French bishop (1857–1925)

Alexandre Cardot MEP (10 January 1857 – 18 October 1925) was a French Catholic missionary and bishop who served as Vicar Apostolic of Southern Burma from 1894 to 1925.

== Biography ==
Cardot was born on 10 January 1857 in Fresse, France. He joined the Société des Missions Etrangères and was ordained priest at the Foreign Missions church in Paris in 1879.

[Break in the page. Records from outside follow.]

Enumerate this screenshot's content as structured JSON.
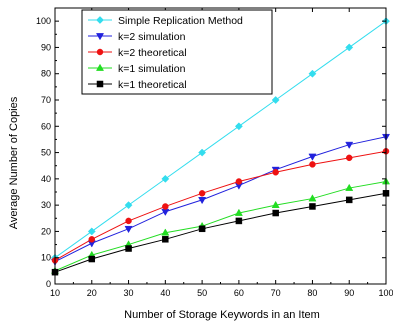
{
  "chart_data": {
    "type": "line",
    "xlabel": "Number of Storage Keywords in an Item",
    "ylabel": "Average Number of Copies",
    "xlim": [
      10,
      100
    ],
    "ylim": [
      0,
      105
    ],
    "x_ticks": [
      10,
      20,
      30,
      40,
      50,
      60,
      70,
      80,
      90,
      100
    ],
    "y_ticks": [
      0,
      10,
      20,
      30,
      40,
      50,
      60,
      70,
      80,
      90,
      100
    ],
    "grid": false,
    "legend_position": "top-left",
    "x": [
      10,
      20,
      30,
      40,
      50,
      60,
      70,
      80,
      90,
      100
    ],
    "series": [
      {
        "name": "Simple Replication Method",
        "color": "#33ddee",
        "marker": "diamond",
        "values": [
          10,
          20,
          30,
          40,
          50,
          60,
          70,
          80,
          90,
          100
        ]
      },
      {
        "name": "k=2 simulation",
        "color": "#2222dd",
        "marker": "triangle-down",
        "values": [
          8.5,
          15.5,
          21,
          27.5,
          32,
          37.5,
          43.5,
          48.5,
          53,
          56
        ]
      },
      {
        "name": "k=2 theoretical",
        "color": "#ee1111",
        "marker": "circle",
        "values": [
          9,
          17,
          24,
          29.5,
          34.5,
          39,
          42.5,
          45.5,
          48,
          50.5
        ]
      },
      {
        "name": "k=1 simulation",
        "color": "#22dd22",
        "marker": "triangle-up",
        "values": [
          5,
          11,
          15,
          19.5,
          22,
          27,
          30,
          32.5,
          36.5,
          39
        ]
      },
      {
        "name": "k=1 theoretical",
        "color": "#000000",
        "marker": "square",
        "values": [
          4.5,
          9.5,
          13.5,
          17,
          21,
          24,
          27,
          29.5,
          32,
          34.5
        ]
      }
    ]
  }
}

Cardot was sent as a missionary to Burma and arrived in 1879. On 21 March 1893, he was appointed coadjutor to Bishop Bigandet and titular Bishop of Limyra, and on 24 June 1893 he was consecrated Bishop by Bishop Bigandet in Rangoon. On the death of Bishop Bigandet on 19 March 1894, he succeeded to the vicariate as Vicar Apostolic of Southern Burma (the Archdiocese of Yangon since 1991).

Cardot was responsible for the completion of St. Mary's Cathedral, Rangoon on the site chosen by Bishop Bigandet. Cardot commissioned Dutch architect, Joseph Cuypers to design the cathedral and construction was supervised in Rangoon by Fr Janzen whom Cardot had met on a visit to France. The foundation stone was laid in 1899, and construction was completed in 1909. The cathedral was consecrated by Cardot on 22 November 1909.

Cardot died on 18 October 1925 at Moulmein, Burma, aged 68.